One that is used to target both individuals and businesses are Wire Transfer scams. Read on to find out more.
What Are They?
There’s different ruses and background stories, but they all follow a similar line.
It basically goes something like this:
- Please can you provide a quote for <insert_name_of_service_or_product_your_business_provides>?
- You reply – “Of course, here’s your quote”.
- They respond – “Great, we’d like to go ahead. But can you do me a favour? “
- You ask – “What’s the favour”
- They respond – “Our contractor/design company/business associate/collaborator/auntie/uncle/dog doesn’t accept online payments – if you charge us <insert_much_larger_than_quote_amount_here> you can keep a third as a deposit and pass two thirds on to the other person please so that they provide their services/do their bit of the project/save my cat from drowning (delete as appropriate)”.
Sometimes for bonus points or the added effect, they’ll throw in a personal tragedy around point 4. Cue a relative dying, a tragic accident wiping out their family or being caught up in a recent newsworthy item such as national disaster or act of terrorism.
IT IS A SCAM!
Step away from the credit cards and stop thinking about the money. This has dodgy written all over it. Cease communication with the person(s) or company in question immediately.
I’m curious though. What would happen?
You’d lose a lot of money. Here’s how.
Say you’re charging £1000 for your service.
They’re going to give you £3000 and let you pass on £2000 to their associate and let you keep the balance for your product/services.
You’ll start providing said products and services and pass on the £2000 via wire transfer.
The card used will likely be stolen or a chargeback will be issued. Leaving your account -£2000.

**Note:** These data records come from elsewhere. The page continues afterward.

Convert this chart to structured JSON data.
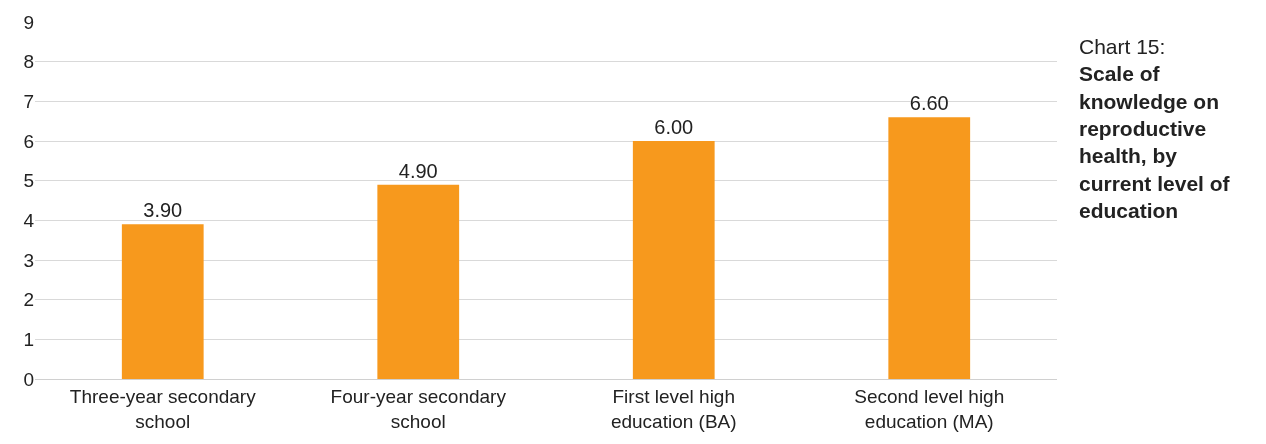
{
  "chart_data": {
    "type": "bar",
    "title": "Chart 15:",
    "subtitle": "Scale of knowledge on reproductive health, by current level of education",
    "categories": [
      "Three-year secondary school",
      "Four-year secondary school",
      "First level high education (BA)",
      "Second level high education (MA)"
    ],
    "values": [
      3.9,
      4.9,
      6.0,
      6.6
    ],
    "value_labels": [
      "3.90",
      "4.90",
      "6.00",
      "6.60"
    ],
    "color": "#f7991d",
    "ylim": [
      0,
      9
    ],
    "yticks": [
      0,
      1,
      2,
      3,
      4,
      5,
      6,
      7,
      8,
      9
    ],
    "grid": "y"
  }
}
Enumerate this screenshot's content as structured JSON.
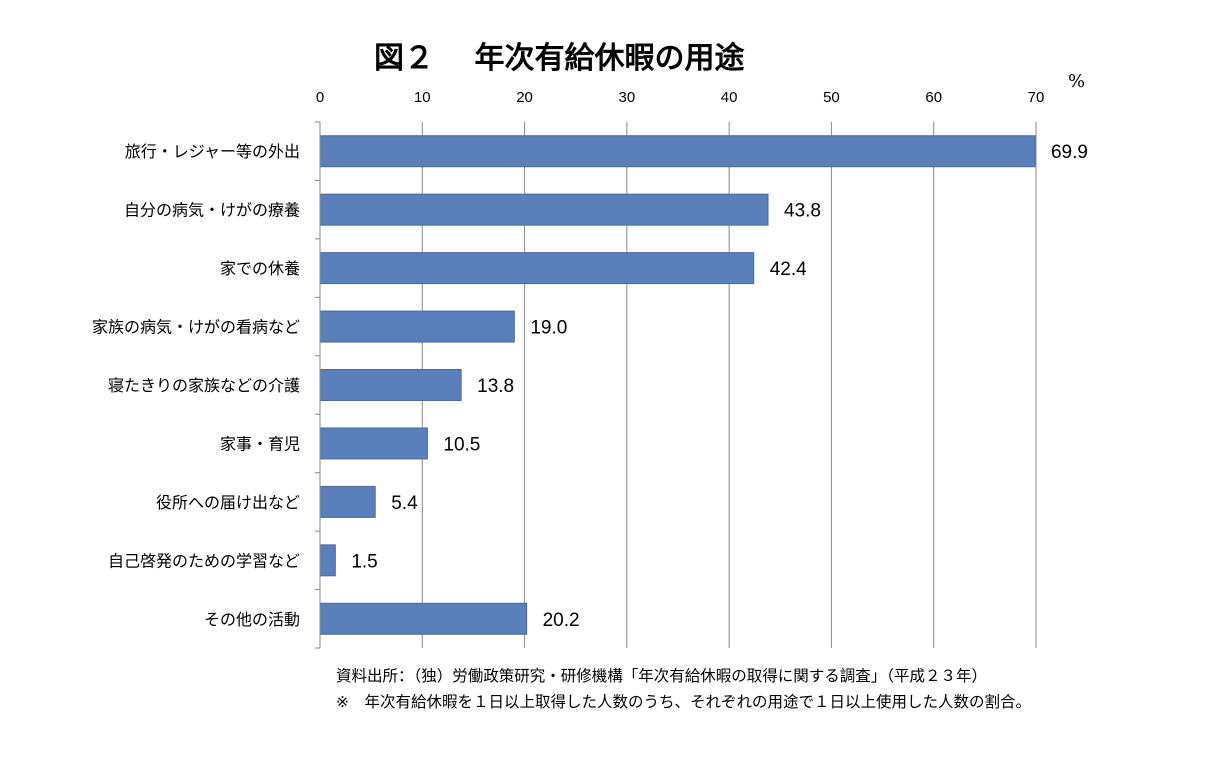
{
  "chart_data": {
    "type": "bar",
    "orientation": "horizontal",
    "title": "図２　 年次有給休暇の用途",
    "unit": "%",
    "xlim": [
      0,
      70
    ],
    "ticks": [
      "0",
      "10",
      "20",
      "30",
      "40",
      "50",
      "60",
      "70"
    ],
    "grid": true,
    "bar_color": "#5B7FBA",
    "categories": [
      "旅行・レジャー等の外出",
      "自分の病気・けがの療養",
      "家での休養",
      "家族の病気・けがの看病など",
      "寝たきりの家族などの介護",
      "家事・育児",
      "役所への届け出など",
      "自己啓発のための学習など",
      "その他の活動"
    ],
    "values": [
      69.9,
      43.8,
      42.4,
      19.0,
      13.8,
      10.5,
      5.4,
      1.5,
      20.2
    ],
    "value_labels": [
      "69.9",
      "43.8",
      "42.4",
      "19.0",
      "13.8",
      "10.5",
      "5.4",
      "1.5",
      "20.2"
    ]
  },
  "notes": {
    "source": "資料出所：（独）労働政策研究・研修機構「年次有給休暇の取得に関する調査」（平成２３年）",
    "footnote": "※　年次有給休暇を１日以上取得した人数のうち、それぞれの用途で１日以上使用した人数の割合。"
  }
}
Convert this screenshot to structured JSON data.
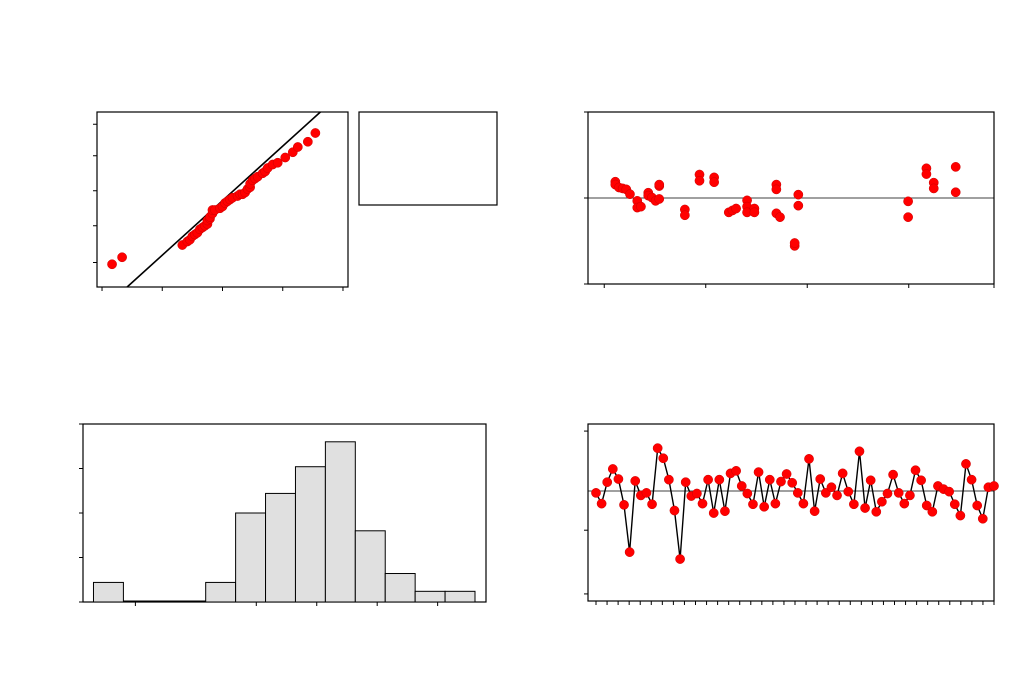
{
  "chart_data": [
    {
      "id": "normal-probability",
      "type": "scatter",
      "fit_line": [
        [
          0,
          0
        ],
        [
          1,
          1
        ]
      ],
      "ylim": [
        0,
        1
      ],
      "xlim": [
        0,
        1
      ],
      "points": [
        [
          0.06,
          0.13
        ],
        [
          0.1,
          0.17
        ],
        [
          0.34,
          0.24
        ],
        [
          0.36,
          0.26
        ],
        [
          0.37,
          0.27
        ],
        [
          0.38,
          0.29
        ],
        [
          0.39,
          0.3
        ],
        [
          0.4,
          0.31
        ],
        [
          0.41,
          0.33
        ],
        [
          0.42,
          0.34
        ],
        [
          0.43,
          0.35
        ],
        [
          0.44,
          0.36
        ],
        [
          0.44,
          0.38
        ],
        [
          0.45,
          0.39
        ],
        [
          0.45,
          0.4
        ],
        [
          0.46,
          0.42
        ],
        [
          0.46,
          0.44
        ],
        [
          0.47,
          0.44
        ],
        [
          0.49,
          0.45
        ],
        [
          0.5,
          0.46
        ],
        [
          0.51,
          0.48
        ],
        [
          0.52,
          0.49
        ],
        [
          0.53,
          0.5
        ],
        [
          0.54,
          0.51
        ],
        [
          0.56,
          0.52
        ],
        [
          0.57,
          0.53
        ],
        [
          0.58,
          0.53
        ],
        [
          0.59,
          0.54
        ],
        [
          0.6,
          0.56
        ],
        [
          0.61,
          0.57
        ],
        [
          0.61,
          0.59
        ],
        [
          0.62,
          0.61
        ],
        [
          0.63,
          0.62
        ],
        [
          0.64,
          0.63
        ],
        [
          0.66,
          0.65
        ],
        [
          0.67,
          0.66
        ],
        [
          0.68,
          0.68
        ],
        [
          0.7,
          0.7
        ],
        [
          0.72,
          0.71
        ],
        [
          0.75,
          0.74
        ],
        [
          0.78,
          0.77
        ],
        [
          0.8,
          0.8
        ],
        [
          0.84,
          0.83
        ],
        [
          0.87,
          0.88
        ]
      ]
    },
    {
      "id": "residuals-vs-fits",
      "type": "scatter",
      "xlim": [
        0,
        1
      ],
      "ylim": [
        -1,
        1
      ],
      "ref_line": 0,
      "points": [
        [
          0.02,
          0.34
        ],
        [
          0.02,
          0.28
        ],
        [
          0.03,
          0.22
        ],
        [
          0.04,
          0.2
        ],
        [
          0.05,
          0.18
        ],
        [
          0.06,
          0.08
        ],
        [
          0.08,
          -0.06
        ],
        [
          0.08,
          -0.2
        ],
        [
          0.09,
          -0.18
        ],
        [
          0.11,
          0.11
        ],
        [
          0.11,
          0.05
        ],
        [
          0.12,
          0.01
        ],
        [
          0.13,
          -0.06
        ],
        [
          0.14,
          -0.02
        ],
        [
          0.14,
          0.25
        ],
        [
          0.14,
          0.28
        ],
        [
          0.21,
          -0.24
        ],
        [
          0.21,
          -0.36
        ],
        [
          0.25,
          0.49
        ],
        [
          0.25,
          0.36
        ],
        [
          0.29,
          0.43
        ],
        [
          0.29,
          0.33
        ],
        [
          0.33,
          -0.3
        ],
        [
          0.34,
          -0.26
        ],
        [
          0.35,
          -0.22
        ],
        [
          0.38,
          -0.05
        ],
        [
          0.38,
          -0.18
        ],
        [
          0.38,
          -0.3
        ],
        [
          0.4,
          -0.22
        ],
        [
          0.4,
          -0.3
        ],
        [
          0.46,
          0.28
        ],
        [
          0.46,
          0.18
        ],
        [
          0.46,
          -0.32
        ],
        [
          0.47,
          -0.4
        ],
        [
          0.51,
          -1.0
        ],
        [
          0.51,
          -0.94
        ],
        [
          0.52,
          0.07
        ],
        [
          0.52,
          -0.16
        ],
        [
          0.82,
          -0.07
        ],
        [
          0.82,
          -0.4
        ],
        [
          0.87,
          0.62
        ],
        [
          0.87,
          0.5
        ],
        [
          0.89,
          0.32
        ],
        [
          0.89,
          0.2
        ],
        [
          0.95,
          0.65
        ],
        [
          0.95,
          0.12
        ]
      ]
    },
    {
      "id": "histogram",
      "type": "bar",
      "ylim": [
        0,
        1
      ],
      "bins": [
        {
          "left": 0.02,
          "right": 0.1,
          "height": 0.11
        },
        {
          "left": 0.1,
          "right": 0.32,
          "height": 0.0
        },
        {
          "left": 0.32,
          "right": 0.4,
          "height": 0.11
        },
        {
          "left": 0.4,
          "right": 0.48,
          "height": 0.5
        },
        {
          "left": 0.48,
          "right": 0.56,
          "height": 0.61
        },
        {
          "left": 0.56,
          "right": 0.64,
          "height": 0.76
        },
        {
          "left": 0.64,
          "right": 0.72,
          "height": 0.9
        },
        {
          "left": 0.72,
          "right": 0.8,
          "height": 0.4
        },
        {
          "left": 0.8,
          "right": 0.88,
          "height": 0.16
        },
        {
          "left": 0.88,
          "right": 0.96,
          "height": 0.06
        },
        {
          "left": 0.96,
          "right": 1.04,
          "height": 0.06
        }
      ]
    },
    {
      "id": "residuals-vs-order",
      "type": "line",
      "ylim": [
        -1,
        1
      ],
      "ref_line": 0,
      "values": [
        -0.03,
        -0.2,
        0.14,
        0.35,
        0.19,
        -0.22,
        -0.97,
        0.16,
        -0.07,
        -0.03,
        -0.21,
        0.68,
        0.52,
        0.18,
        -0.31,
        -1.08,
        0.14,
        -0.08,
        -0.04,
        -0.2,
        0.18,
        -0.35,
        0.18,
        -0.32,
        0.28,
        0.32,
        0.08,
        -0.04,
        -0.21,
        0.3,
        -0.25,
        0.18,
        -0.2,
        0.15,
        0.27,
        0.13,
        -0.03,
        -0.2,
        0.51,
        -0.32,
        0.19,
        -0.03,
        0.06,
        -0.07,
        0.28,
        -0.01,
        -0.21,
        0.63,
        -0.27,
        0.17,
        -0.33,
        -0.17,
        -0.04,
        0.26,
        -0.03,
        -0.2,
        -0.07,
        0.33,
        0.17,
        -0.23,
        -0.33,
        0.08,
        0.03,
        -0.01,
        -0.21,
        -0.39,
        0.43,
        0.18,
        -0.23,
        -0.44,
        0.06,
        0.08
      ]
    }
  ],
  "legend": {
    "visible": true,
    "entries": []
  }
}
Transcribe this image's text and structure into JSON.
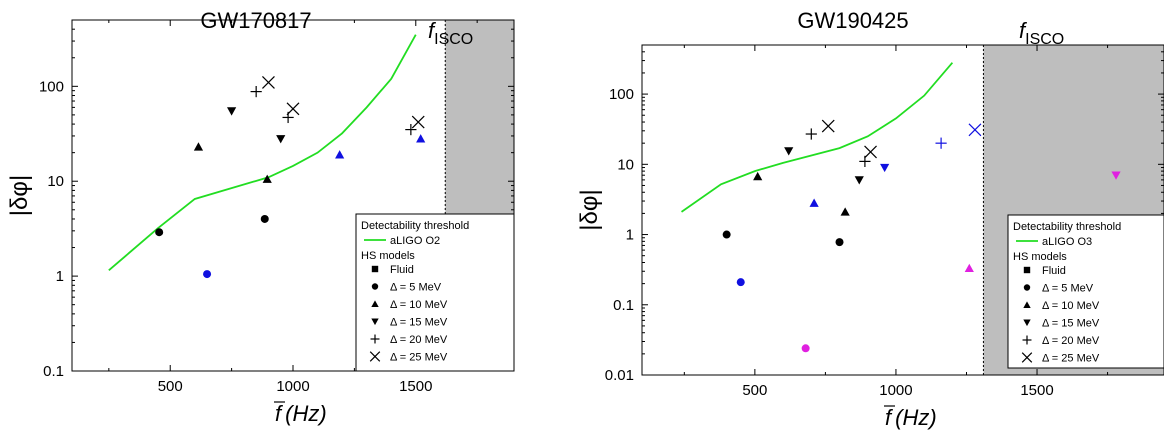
{
  "chart_data": [
    {
      "type": "scatter",
      "title": "GW170817",
      "xlabel_symbol": "f",
      "xlabel_unit": "(Hz)",
      "ylabel": "|δφ|",
      "xlim": [
        100,
        1900
      ],
      "ylim": [
        0.1,
        500
      ],
      "yscale": "log",
      "xticks": [
        500,
        1000,
        1500
      ],
      "yticks": [
        0.1,
        1,
        10,
        100
      ],
      "ytick_labels": [
        "0.1",
        "1",
        "10",
        "100"
      ],
      "grid": false,
      "isco": {
        "label_main": "f",
        "label_sub": "ISCO",
        "x": 1620
      },
      "threshold": {
        "name": "aLIGO O2",
        "x": [
          250,
          450,
          600,
          900,
          1000,
          1100,
          1200,
          1300,
          1400,
          1500
        ],
        "y": [
          1.15,
          3.2,
          6.5,
          11,
          14.5,
          20,
          32,
          60,
          120,
          350
        ]
      },
      "series": [
        {
          "marker": "circle",
          "points": [
            [
              455,
              2.9,
              "#000000"
            ],
            [
              885,
              4.0,
              "#000000"
            ],
            [
              650,
              1.05,
              "#1010e0"
            ]
          ]
        },
        {
          "marker": "triangle-up",
          "points": [
            [
              615,
              23,
              "#000000"
            ],
            [
              895,
              10.5,
              "#000000"
            ],
            [
              1190,
              19,
              "#1010e0"
            ],
            [
              1520,
              28,
              "#1010e0"
            ]
          ]
        },
        {
          "marker": "triangle-down",
          "points": [
            [
              750,
              55,
              "#000000"
            ],
            [
              950,
              28,
              "#000000"
            ]
          ]
        },
        {
          "marker": "plus",
          "points": [
            [
              850,
              88,
              "#000000"
            ],
            [
              980,
              47,
              "#000000"
            ],
            [
              1480,
              35,
              "#000000"
            ]
          ]
        },
        {
          "marker": "cross",
          "points": [
            [
              900,
              110,
              "#000000"
            ],
            [
              1000,
              58,
              "#000000"
            ],
            [
              1510,
              42,
              "#000000"
            ]
          ]
        }
      ],
      "legend": {
        "header": "Detectability threshold",
        "line_label": "aLIGO O2",
        "models_header": "HS models",
        "items": [
          {
            "marker": "square",
            "label": "Fluid"
          },
          {
            "marker": "circle",
            "label": "Δ = 5 MeV"
          },
          {
            "marker": "triangle-up",
            "label": "Δ = 10 MeV"
          },
          {
            "marker": "triangle-down",
            "label": "Δ = 15 MeV"
          },
          {
            "marker": "plus",
            "label": "Δ = 20 MeV"
          },
          {
            "marker": "cross",
            "label": "Δ = 25 MeV"
          }
        ]
      }
    },
    {
      "type": "scatter",
      "title": "GW190425",
      "xlabel_symbol": "f",
      "xlabel_unit": "(Hz)",
      "ylabel": "|δφ|",
      "xlim": [
        100,
        1950
      ],
      "ylim": [
        0.01,
        500
      ],
      "yscale": "log",
      "xticks": [
        500,
        1000,
        1500
      ],
      "yticks": [
        0.01,
        0.1,
        1,
        10,
        100
      ],
      "ytick_labels": [
        "0.01",
        "0.1",
        "1",
        "10",
        "100"
      ],
      "grid": false,
      "isco": {
        "label_main": "f",
        "label_sub": "ISCO",
        "x": 1310
      },
      "threshold": {
        "name": "aLIGO O3",
        "x": [
          240,
          380,
          500,
          600,
          800,
          900,
          1000,
          1100,
          1200
        ],
        "y": [
          2.1,
          5.2,
          8,
          10.5,
          17,
          25,
          45,
          95,
          280
        ]
      },
      "series": [
        {
          "marker": "circle",
          "points": [
            [
              400,
              1.0,
              "#000000"
            ],
            [
              800,
              0.78,
              "#000000"
            ],
            [
              450,
              0.21,
              "#1010e0"
            ],
            [
              680,
              0.024,
              "#e020e0"
            ]
          ]
        },
        {
          "marker": "triangle-up",
          "points": [
            [
              510,
              6.7,
              "#000000"
            ],
            [
              820,
              2.1,
              "#000000"
            ],
            [
              710,
              2.8,
              "#1010e0"
            ],
            [
              1260,
              0.33,
              "#e020e0"
            ]
          ]
        },
        {
          "marker": "triangle-down",
          "points": [
            [
              620,
              15.5,
              "#000000"
            ],
            [
              870,
              6.0,
              "#000000"
            ],
            [
              960,
              9.0,
              "#1010e0"
            ],
            [
              1780,
              7.0,
              "#e020e0"
            ]
          ]
        },
        {
          "marker": "plus",
          "points": [
            [
              700,
              27,
              "#000000"
            ],
            [
              890,
              11,
              "#000000"
            ],
            [
              1160,
              20,
              "#1010e0"
            ]
          ]
        },
        {
          "marker": "cross",
          "points": [
            [
              760,
              35,
              "#000000"
            ],
            [
              910,
              15,
              "#000000"
            ],
            [
              1280,
              31,
              "#1010e0"
            ]
          ]
        }
      ],
      "legend": {
        "header": "Detectability threshold",
        "line_label": "aLIGO O3",
        "models_header": "HS models",
        "items": [
          {
            "marker": "square",
            "label": "Fluid"
          },
          {
            "marker": "circle",
            "label": "Δ = 5 MeV"
          },
          {
            "marker": "triangle-up",
            "label": "Δ = 10 MeV"
          },
          {
            "marker": "triangle-down",
            "label": "Δ = 15 MeV"
          },
          {
            "marker": "plus",
            "label": "Δ = 20 MeV"
          },
          {
            "marker": "cross",
            "label": "Δ = 25 MeV"
          }
        ]
      }
    }
  ],
  "colors": {
    "threshold_line": "#22dd22",
    "isco_region": "#bebebe",
    "black": "#000000",
    "blue": "#1010e0",
    "magenta": "#e020e0"
  }
}
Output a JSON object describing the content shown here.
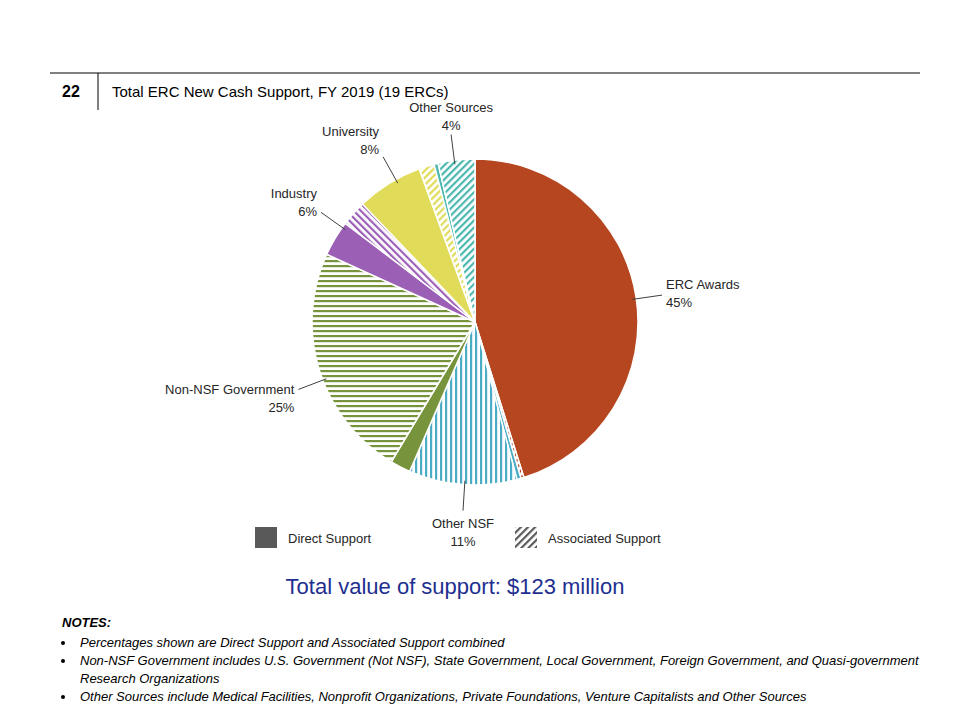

You’ve now provided your product or service for free, the ‘real’ £2000 you wire transferred somewhere in the world is gone (and untraceable).
You end up £3000 down – £1000 for the service or product you’ve now not been paid for and another £2000 down based on the money you sent to the scammer’s associate (or maybe even the scammer themselves) via wire transfer.
Remember The Old Adage…
If it sounds too good to be true, it probably is!